Texas courts growth in Asian visitors

China Daily | Updated: 2017-11-28 07:50

Houston among cities stepping up efforts to lure Chinese tourists

HOUSTON, Texas - He may have retired in 2011, but Chinese basketball legend Yao Ming is still proving an influential figure. This time, though, it's not on the court but in the competitive field of tourism.

The former Houston Rockets center has played a huge role in attracting Asian tourists to the city. In fact, more Chinese tourists have visited Texas this year than ever before and are soon expected to become the largest group of overseas visitors (not including Mexico and Canada) to the United States.

And cities like Houston are trying to cash in, according to Attract China, a New York-based company that focuses on outbound Chinese tourism to North America.

David Becker, CEO of Attract China, said the contribution of Chinese visitors to the US economy is expected to hit $85 billion by 2021.

According to a report released in August by the US Commerce Department, 2.97 million Chinese tourists traveled to the US in 2016, spending a total of $33 billion. The figures are up 15 percent and 9 percent, respectively, from 2015.

The report showed that Chinese visitor arrivals ranked fifth, trailing Canada, Mexico, UK and Japan, and China ranked seventh in terms of total tourism-related spending in the US.

Travel and tourism exports account for 61 percent of all US services exports to China, according to a report compiled by the National Travel and Tourism Office.

Tourism was the largest service export for the US in 2016, accounting for 33 percent of services exports and 11 percent of exports overall.

With the Christmas holiday season in full swing on the Texas Gulf Coast, businesses are stepping up their efforts to attract customers from Asia.

Local hotels, like the upscale St. Regis Houston, make a special effort to accommodate visitors, with signs written in Chinese characters and green tea in the rooms. The hotel also provides a toothbrush, comb and razor blades because many hotels in China do provide toiletries for guests.

Chinese tourists recently became the biggest international shoppers at The Galleria, Houston's premiere upscale indoor mall, and stores are even hiring Mandarin-speaking sales staff to cater to them.

And at Moody Gardens in Galveston, a team from Harbin, the capital of the northeast Heilongjiang province, sculpted 138-kilogram blocks of ice into monkeys, butterflies and orchids to create an exhibit for holiday makers.

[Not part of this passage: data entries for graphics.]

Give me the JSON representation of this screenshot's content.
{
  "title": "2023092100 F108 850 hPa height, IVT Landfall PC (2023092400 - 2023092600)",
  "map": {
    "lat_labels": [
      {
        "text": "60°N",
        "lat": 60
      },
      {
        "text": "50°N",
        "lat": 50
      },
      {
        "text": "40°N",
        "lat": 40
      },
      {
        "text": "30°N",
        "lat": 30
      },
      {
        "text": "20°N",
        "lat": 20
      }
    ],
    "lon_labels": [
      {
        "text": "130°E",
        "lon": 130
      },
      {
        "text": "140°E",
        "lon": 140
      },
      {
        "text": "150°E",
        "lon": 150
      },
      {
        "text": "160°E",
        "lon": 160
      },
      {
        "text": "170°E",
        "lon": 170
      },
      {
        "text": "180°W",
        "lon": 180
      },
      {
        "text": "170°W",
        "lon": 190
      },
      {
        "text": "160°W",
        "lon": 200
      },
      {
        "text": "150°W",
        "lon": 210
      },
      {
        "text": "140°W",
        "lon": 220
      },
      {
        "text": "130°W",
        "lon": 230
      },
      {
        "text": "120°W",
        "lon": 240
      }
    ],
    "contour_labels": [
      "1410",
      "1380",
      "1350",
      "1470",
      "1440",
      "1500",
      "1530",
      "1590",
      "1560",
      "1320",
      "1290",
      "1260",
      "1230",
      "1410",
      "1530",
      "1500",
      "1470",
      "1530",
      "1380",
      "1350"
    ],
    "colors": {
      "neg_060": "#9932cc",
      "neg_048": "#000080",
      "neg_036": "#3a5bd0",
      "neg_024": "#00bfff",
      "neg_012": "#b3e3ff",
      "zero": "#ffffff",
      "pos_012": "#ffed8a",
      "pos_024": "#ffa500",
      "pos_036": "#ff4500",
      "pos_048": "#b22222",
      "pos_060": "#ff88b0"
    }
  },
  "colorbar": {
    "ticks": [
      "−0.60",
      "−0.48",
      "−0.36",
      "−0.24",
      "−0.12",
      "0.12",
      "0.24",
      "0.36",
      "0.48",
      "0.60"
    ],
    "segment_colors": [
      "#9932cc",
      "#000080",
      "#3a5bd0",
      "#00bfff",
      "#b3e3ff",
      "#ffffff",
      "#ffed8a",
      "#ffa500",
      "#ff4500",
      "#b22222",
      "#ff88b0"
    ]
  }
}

Meanwhile, an increasing number of tourists are taking to the seas on cruise ships, embarking on voyages to Mexico and the Caribbean, and beyond.

As a well-known port city in the US, Galveston plans several new vessels and schedules next year, including the addition of a second Royal Caribbean ship as well as the newest ship in the Carnival Cruise Line fleet.

Cruise volume has grown substantially since 2014, with Asian passengers representing a growing part of the mix. The Port of Galveston embarked 868,923 passengers in 2016, an increase in embarkations of 35.4 percent over 2014, according to port officials.

"Over the past few years, we've seen increasing numbers from various demographics," said Will Wright, spokesman for Galveston Historical Foundation. "Hispanic guests, as well as those from Asian countries, are steadily growing annually."